Dia adalah orang kelima yang dieksekusi atas tuduhan spionase sejak awal perang pada akhir Februari.
Otoritas juga telah mengeksekusi 13 orang yang didakwa atas protes Januari, satu orang lagi atas demonstrasi 2022, dan 10 orang yang dituduh memiliki hubungan dengan kelompok oposisi yang dilarang, menurut IHR.Kelompok-kelompok hak asasi manusia telah berulang kali menuduh Iran menggunakan hukuman mati sebagai alat untuk menyebarkan ketakutan di masyarakat selama masa ketegangan internasional dan domestik.
2. Ditangkap pada Februari 2025
Hengaw mengatakan bahwa Shakourzadeh, yang ditangkap pada Februari 2025, dieksekusi pada subuh di penjara Ghezel Hesar di luar Teheran setelah tiba-tiba dipindahkan dari penjara Evin di ibu kota awal bulan ini.Setelah lulus dengan gelar teknik elektro dari Universitas Tabriz, "dia adalah mahasiswa master berprestasi di bidang teknik kedirgantaraan di Universitas Sains dan Teknologi Iran," kata Hengaw.
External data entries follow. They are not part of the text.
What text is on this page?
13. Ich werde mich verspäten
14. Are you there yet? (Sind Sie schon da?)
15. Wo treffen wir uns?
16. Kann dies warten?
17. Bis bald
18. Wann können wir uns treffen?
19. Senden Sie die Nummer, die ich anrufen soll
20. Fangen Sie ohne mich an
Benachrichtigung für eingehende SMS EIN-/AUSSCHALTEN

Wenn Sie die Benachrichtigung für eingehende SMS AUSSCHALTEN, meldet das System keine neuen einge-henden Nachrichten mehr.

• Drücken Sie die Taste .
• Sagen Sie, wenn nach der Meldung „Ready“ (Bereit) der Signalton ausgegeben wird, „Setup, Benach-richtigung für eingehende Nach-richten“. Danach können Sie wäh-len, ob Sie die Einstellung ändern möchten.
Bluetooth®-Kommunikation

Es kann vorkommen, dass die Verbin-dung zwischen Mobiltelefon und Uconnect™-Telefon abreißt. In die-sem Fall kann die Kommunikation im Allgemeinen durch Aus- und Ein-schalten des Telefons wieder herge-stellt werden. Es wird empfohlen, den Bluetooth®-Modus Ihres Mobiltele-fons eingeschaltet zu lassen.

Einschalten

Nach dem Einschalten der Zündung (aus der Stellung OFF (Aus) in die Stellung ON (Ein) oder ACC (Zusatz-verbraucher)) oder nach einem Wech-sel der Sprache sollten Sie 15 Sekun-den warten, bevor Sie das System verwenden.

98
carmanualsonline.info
Dia "dikenai penyiksaan fisik dan psikologis berat selama sembilan bulan di sel isolasi untuk mendapatkan pengakuan paksa" setelah penangkapannya, katanya.
3. Dituduh Memberikan Informasi Sensitif ke CIA dan Mossad
Melansir Al Arabiya, Mizan mengatakan dia telah bekerja di bidang teknologi satelit dan memberikan detail kepada badan intelijen asing "tentang tempat kerjanya, tingkat akses, tugas, dan informasi sensitif lainnya."Dikatakan bahwa "pengakuannya" akan disiarkan di televisi pemerintah pada Senin malam.Namun dalam pesan yang diterbitkan oleh Hengaw dan IHR, Shakourzadeh mengatakan tuduhan itu "tidak berdasar" dan dia telah "dipaksa untuk membuat pengakuan palsu" karena penyiksaan.
"Jangan biarkan nyawa tak bersalah lainnya hilang dalam diam dan tanpa perhatian publik," katanya.
Iran adalah negara dengan jumlah eksekusi terbanyak di dunia setelah China, menurut kelompok hak asasi manusia. Tahun lalu, Iran menggantung setidaknya 1.639 orang, menurut angka dari IHR, yang telah mencatat setidaknya 190 eksekusi sejauh ini pada tahun 2026.